Fifteen minutes of physiological MS induces FGF‐2 in osteogenic cells. Here, we show that MS induced proliferation in both MC3T3‐E1 and BMOp cells isolated from Fgf2+/+ mice; Fgf2−/− BMOp cells required exogenous FGF‐2 for a normal proliferation response. The induction of fgf‐2 is mediated by PKA and ERK pathways. Introduction: Mechanical stress (MS) induces gene expression and proliferation of osteogenic MC3T3‐E1 cells. We have previously shown that physiological levels of MS in MC3T3‐E1 cells causes extracellular signal–regulated kinase (ERK)1/2 phosphorylation. Here we evaluate the induction and importance of fibroblast growth factor‐2 (FGF‐2) for MS‐induced proliferation. Materials and Methods: We characterized the MS induction of fgf‐2 using a 15‐minute pulse of 120 μstrain and studied the stability of fgf‐2 message using actinomycin D. Bone marrow stromal cells (BMOp) isolated from Fgf2−/− and Fgf2+/+ mice were used to study the importance of FGF‐2 in MS‐induced proliferation. Results: We found that the induction of fgf‐2 by MS is dependent on both protein kinase A (PKA) and ERK pathways. MS transiently induces fgf‐2 within 30 minutes. FGF‐2 receptor (FGFR2) was also significantly increased within 1 h. All three isoforms of FGF‐2 (24, 22, and 18 kDa) were significantly increased by MS. The MS‐mediated increase of fgf‐2 mRNA was caused by new synthesis and not stabilization.
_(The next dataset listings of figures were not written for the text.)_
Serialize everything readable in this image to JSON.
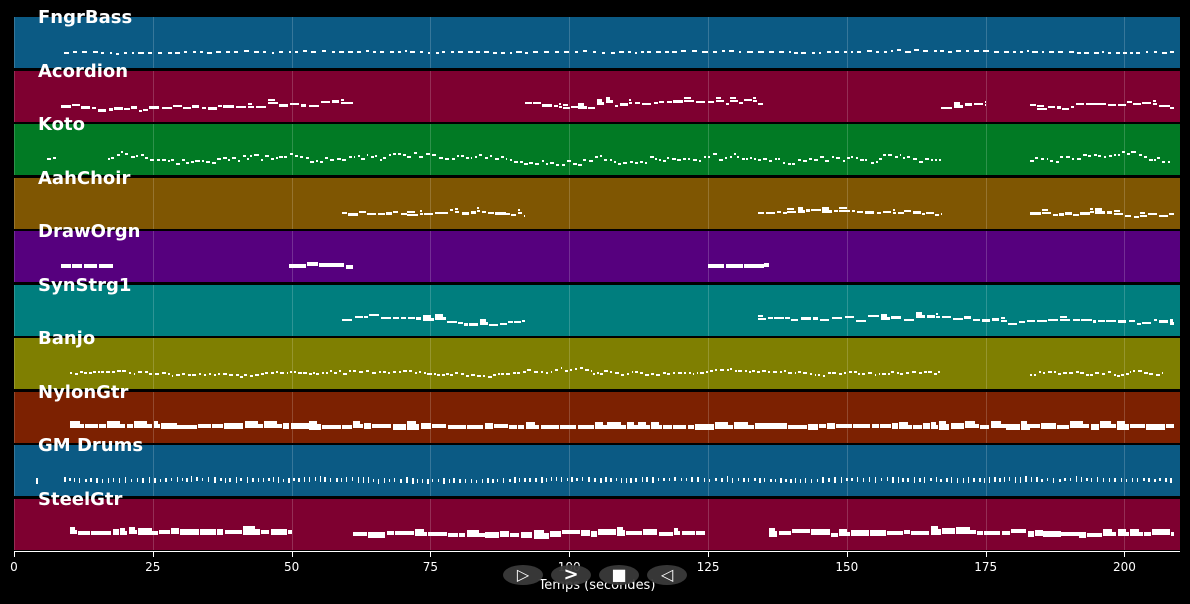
{
  "chart_data": {
    "type": "piano-roll",
    "xlabel": "Temps (secondes)",
    "xlim": [
      0,
      210
    ],
    "xticks": [
      0,
      25,
      50,
      75,
      100,
      125,
      150,
      175,
      200
    ],
    "tick_labels": [
      "0",
      "25",
      "50",
      "75",
      "100",
      "125",
      "150",
      "175",
      "200"
    ],
    "grid": true,
    "tracks": [
      {
        "name": "FngrBass",
        "color": "#0b5a84",
        "segments": [
          [
            9,
            209
          ]
        ],
        "pattern": "sparse",
        "spread": 0.3
      },
      {
        "name": "Acordion",
        "color": "#7e0030",
        "segments": [
          [
            8.5,
            61
          ],
          [
            92,
            135
          ],
          [
            167,
            175
          ],
          [
            183,
            209
          ]
        ],
        "pattern": "chunky",
        "spread": 0.9
      },
      {
        "name": "Koto",
        "color": "#017a24",
        "segments": [
          [
            6,
            7.5
          ],
          [
            17,
            167
          ],
          [
            183,
            208.5
          ]
        ],
        "pattern": "fine",
        "spread": 1.0
      },
      {
        "name": "AahChoir",
        "color": "#7f5602",
        "segments": [
          [
            59,
            92
          ],
          [
            134,
            167
          ],
          [
            183,
            209
          ]
        ],
        "pattern": "chunky",
        "spread": 0.6
      },
      {
        "name": "DrawOrgn",
        "color": "#56007e",
        "segments": [
          [
            8.5,
            18
          ],
          [
            49.5,
            61
          ],
          [
            125,
            136
          ]
        ],
        "pattern": "block",
        "spread": 0.5
      },
      {
        "name": "SynStrg1",
        "color": "#007e7e",
        "segments": [
          [
            59,
            92
          ],
          [
            134,
            209
          ]
        ],
        "pattern": "chunky",
        "spread": 0.9
      },
      {
        "name": "Banjo",
        "color": "#7f7f01",
        "segments": [
          [
            10,
            167
          ],
          [
            183,
            207
          ]
        ],
        "pattern": "fine",
        "spread": 0.6
      },
      {
        "name": "NylonGtr",
        "color": "#7c2101",
        "segments": [
          [
            10,
            209
          ]
        ],
        "pattern": "dense",
        "spread": 0.2
      },
      {
        "name": "GM Drums",
        "color": "#0b5a84",
        "segments": [
          [
            4,
            5
          ],
          [
            9,
            209
          ]
        ],
        "pattern": "drums",
        "spread": 0.2
      },
      {
        "name": "SteelGtr",
        "color": "#7e0030",
        "segments": [
          [
            10,
            50
          ],
          [
            61,
            124.5
          ],
          [
            136,
            209
          ]
        ],
        "pattern": "dense",
        "spread": 0.5
      }
    ]
  },
  "controls": [
    {
      "name": "play-button",
      "icon": "play-outline-icon",
      "glyph": "▷"
    },
    {
      "name": "forward-button",
      "icon": "fast-forward-icon",
      "glyph": ">"
    },
    {
      "name": "stop-button",
      "icon": "stop-icon",
      "glyph": "■"
    },
    {
      "name": "rewind-button",
      "icon": "rewind-icon",
      "glyph": "◁"
    }
  ]
}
Pretreatment of MC3T3‐E1 cells with cycloheximide showed that the induction of fgf‐2 did not require new protein synthesis. Pretreating MC3T3‐E1 cells with the mitogen‐activated protein kinase (MAPK)/ERK kinase 1/2 (MEK1/2) inhibitor, U0126, or H‐89, a PKA inhibitor, significantly inhibited the induction of fgf‐2, showing that mechanical induction of fgf‐2 is dependent on ERK and PKA signaling pathways. The downstream consequence of a single 15‐minute stress pulse was a 3.5‐fold increase in cell number in MC3T3‐E1 compared with growth in nonstressed control cells. In studies using bone marrow osteoprogenitor cells (BMOp) isolated from Fgf2+/+and Fgf2−/− mice, we found that FGF‐2 was necessary for a full proliferative response to MS. Conclusions: These studies show that FGF‐2 is an immediate‐early gene induced by MS, and its expression is mediated by both the PKA and MAPK signal transduction pathways. FGF‐2 was required for a full proliferative response.